Politics

Trump ally Sen. Lindsey Graham explains how the Mueller report will be redacted for public release

Key Points
  • Attorney General William Barr needs to follow a multistep redaction process before he can release additional details from Robert Mueller's report, Sen. Lindsey Graham says.
  • Graham, the chairman of the Senate Judiciary Committee and a close ally of President Trump, says "everything" that doesn't threaten the law or national security will be revealed.
  • But that may not be enough for Democratic lawmakers, who demand that Trump's recently appointed attorney general release the special counsel's findings in its entirety.
Senate Judiciary Committee Chairman Lindsey Graham (R-SC) holds a news conference to discuss the summary of special counsel Robert Mueller's investigation at the U.S. Capitol March 25, 2019 in Washington, DC.
Chip Somodevilla | Getty Images

Attorney General William Barr needs to follow a multistep redaction process before he can release additional details from Robert Mueller's report on the Russia probe, Sen. Lindsey Graham said Wednesday.

Graham, chairman of the Senate Judiciary Committee and a close ally of President Donald Trump, also said that "everything" that doesn't threaten the law or national security will be revealed.

But that may not be enough for Democratic lawmakers, who have demanded that Trump's recently appointed attorney general release the special counsel report in its entirety.

Graham reportedly spoke with Barr and Trump on Tuesday night about the long-awaited report on Russia's election meddling and suspected Trump-campaign collusion during the 2016 campaign, as well as possible obstruction of justice by Trump. Barr's summary of the Mueller report said the special counsel cleared Trump and his campaign of collusion. Barr added, however, that Mueller did not exonerate Trump of obstruction of justice, although the attorney general decided that the evidence was insufficient to charge the president.

In a CNN interview Wednesday, Graham said Barr will first need to work through the report to remove information about Mueller's grand jury. Barr will then take that edited version to intelligence community officials and will also talk with prosecutors about further redactions.

"When he does that, which will take some weeks not months, he'll turn it over to the Senate and the House and he'll come before the Senate Judiciary Committee and he'll tell us about it," said Graham, R-S.C.

The Justice Department did not immediately respond to confirm Graham's description of Barr's redaction process.

Graham said that the redacted report will likely come "sometime in April."

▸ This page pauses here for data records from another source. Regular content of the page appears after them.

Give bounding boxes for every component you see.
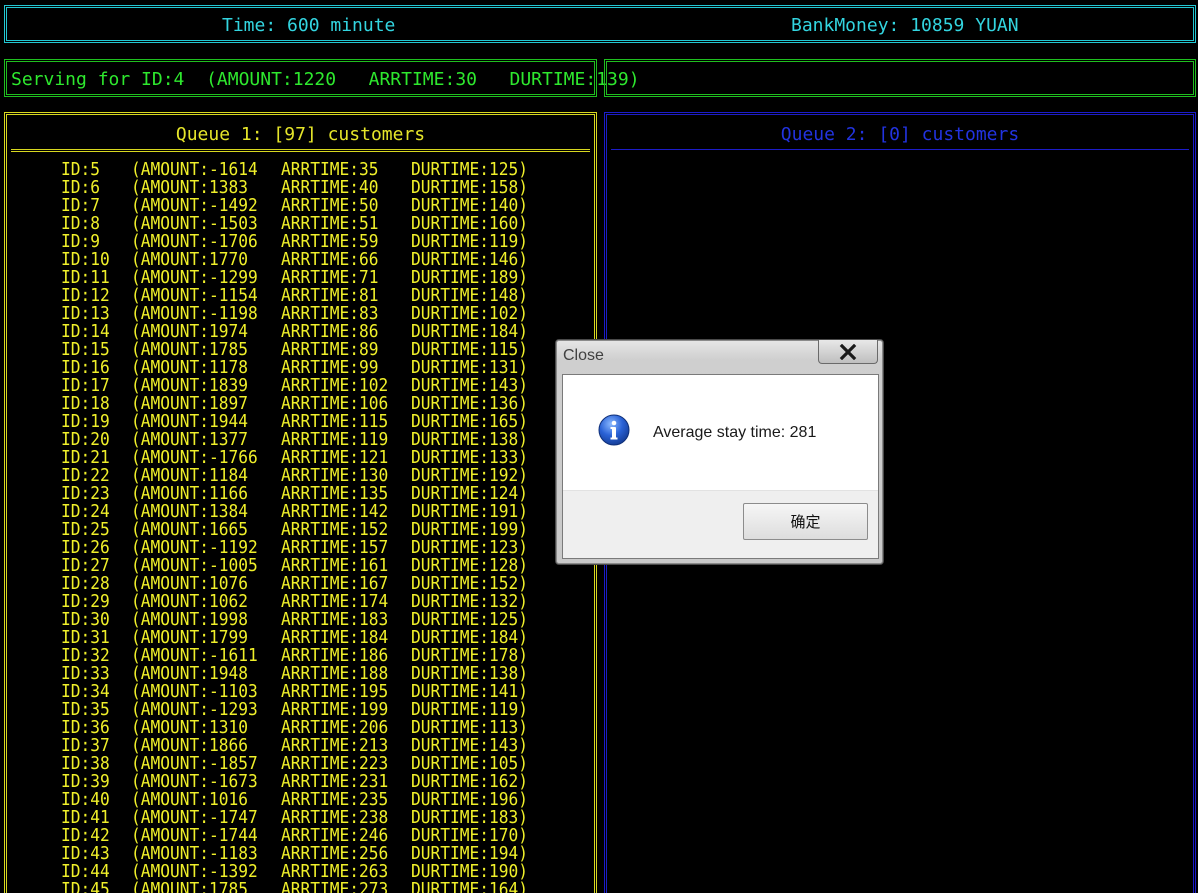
dialog-message: Average stay time: 281 bbox=[653, 424, 817, 441]
message-dialog: Close Average stay time: 281 确定 bbox=[555, 339, 884, 565]
dialog-title: Close bbox=[563, 347, 604, 364]
queue-1-list: ID:5 (AMOUNT:-1614 ARRTIME:35 DURTIME:125) I… bbox=[61, 161, 541, 893]
queue-2-divider bbox=[611, 149, 1189, 152]
ok-button[interactable]: 确定 bbox=[743, 503, 868, 540]
queue-1-divider bbox=[11, 149, 590, 152]
serving-window-2-inner bbox=[606, 61, 1194, 95]
bank-money-readout: BankMoney: 10859 YUAN bbox=[791, 15, 1019, 36]
queue-1-row: ID:45 (AMOUNT:1785 ARRTIME:273 DURTIME:164) bbox=[61, 881, 541, 893]
serving-window-1: Serving for ID:4 (AMOUNT:1220 ARRTIME:30… bbox=[4, 59, 640, 97]
dialog-body: Average stay time: 281 确定 bbox=[562, 374, 879, 559]
time-readout: Time: 600 minute bbox=[222, 15, 396, 36]
status-bar: Time: 600 minute BankMoney: 10859 YUAN bbox=[4, 5, 1196, 43]
info-icon bbox=[598, 414, 630, 446]
serving-customer-text: Serving for ID:4 (AMOUNT:1220 ARRTIME:30… bbox=[11, 69, 640, 90]
customer-id: ID:45 bbox=[61, 879, 110, 893]
serving-window-2 bbox=[604, 59, 1196, 97]
close-icon bbox=[839, 343, 857, 360]
queue-1-title: Queue 1: [97] customers bbox=[175, 124, 426, 145]
queue-1-panel: Queue 1: [97] customers ID:5 (AMOUNT:-161… bbox=[4, 112, 597, 893]
customer-arrtime: ARRTIME:273 bbox=[281, 879, 389, 893]
queue-1-inner: Queue 1: [97] customers ID:5 (AMOUNT:-161… bbox=[6, 114, 595, 893]
queue-2-title: Queue 2: [0] customers bbox=[780, 124, 1020, 145]
dialog-footer: 确定 bbox=[563, 490, 878, 558]
dialog-close-button[interactable] bbox=[818, 340, 878, 364]
customer-amount: (AMOUNT:1785 bbox=[131, 879, 249, 893]
serving-window-1-inner: Serving for ID:4 (AMOUNT:1220 ARRTIME:30… bbox=[6, 61, 640, 95]
customer-durtime: DURTIME:164) bbox=[411, 879, 529, 893]
status-bar-inner: Time: 600 minute BankMoney: 10859 YUAN bbox=[6, 7, 1194, 41]
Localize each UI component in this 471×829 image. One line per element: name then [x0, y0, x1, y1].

"I have no idea how much grand jury material is there," Graham said. "Here's what I do know: You'll get everything that doesn't compromise national security or violate the law."

Graham also said Trump has no plans to invoke executive privilege before Mueller's report is released to Congress. Trump said to "just release it," Graham told CNN.

Members of both parties had called on the Justice Department to publicly release as much of the special counsel's report as possible.

Shortly after the report was delivered by Mueller on Friday, Senate Minority Leader Chuck Schumer, D-N.Y., and House Speaker Nancy Pelosi, D-Calif., said in a statement that Barr should release it along with its "underlying documentation."

"Attorney General Barr must not give President Trump, his lawyers or his staff any 'sneak preview' of Special Counsel Mueller's findings or evidence, and the White House must not be allowed to interfere in decisions about what parts of those findings or evidence are made public," the Democratic leaders said.

Less than two weeks earlier, a nonbinding resolution to release the Russia report passed unanimously in the House, 420-0.

But for the second time this week, Senate Majority Leader Mitch McConnell, R-Ky., blocked a similar resolution introduced in the Senate by Democrats.

In a four-page summary sent Sunday, Barr wrote that Mueller's final report "did not find that the Trump campaign or anyone associated with it conspired or coordinated" with Russia. Trump and his political allies saw that conclusion as an unqualified victory that lends credence to the president's long-asserted refrain of "no collusion."

Mueller also made no determination on whether Trump himself obstructed justice, according to the summary. But Barr and Deputy Attorney General Rod Rosenstein, who received Mueller's report on Friday and reviewed it over the weekend, concluded that the special counsel's evidence was "not sufficient to establish that the President committed an obstruction-of-justice offense."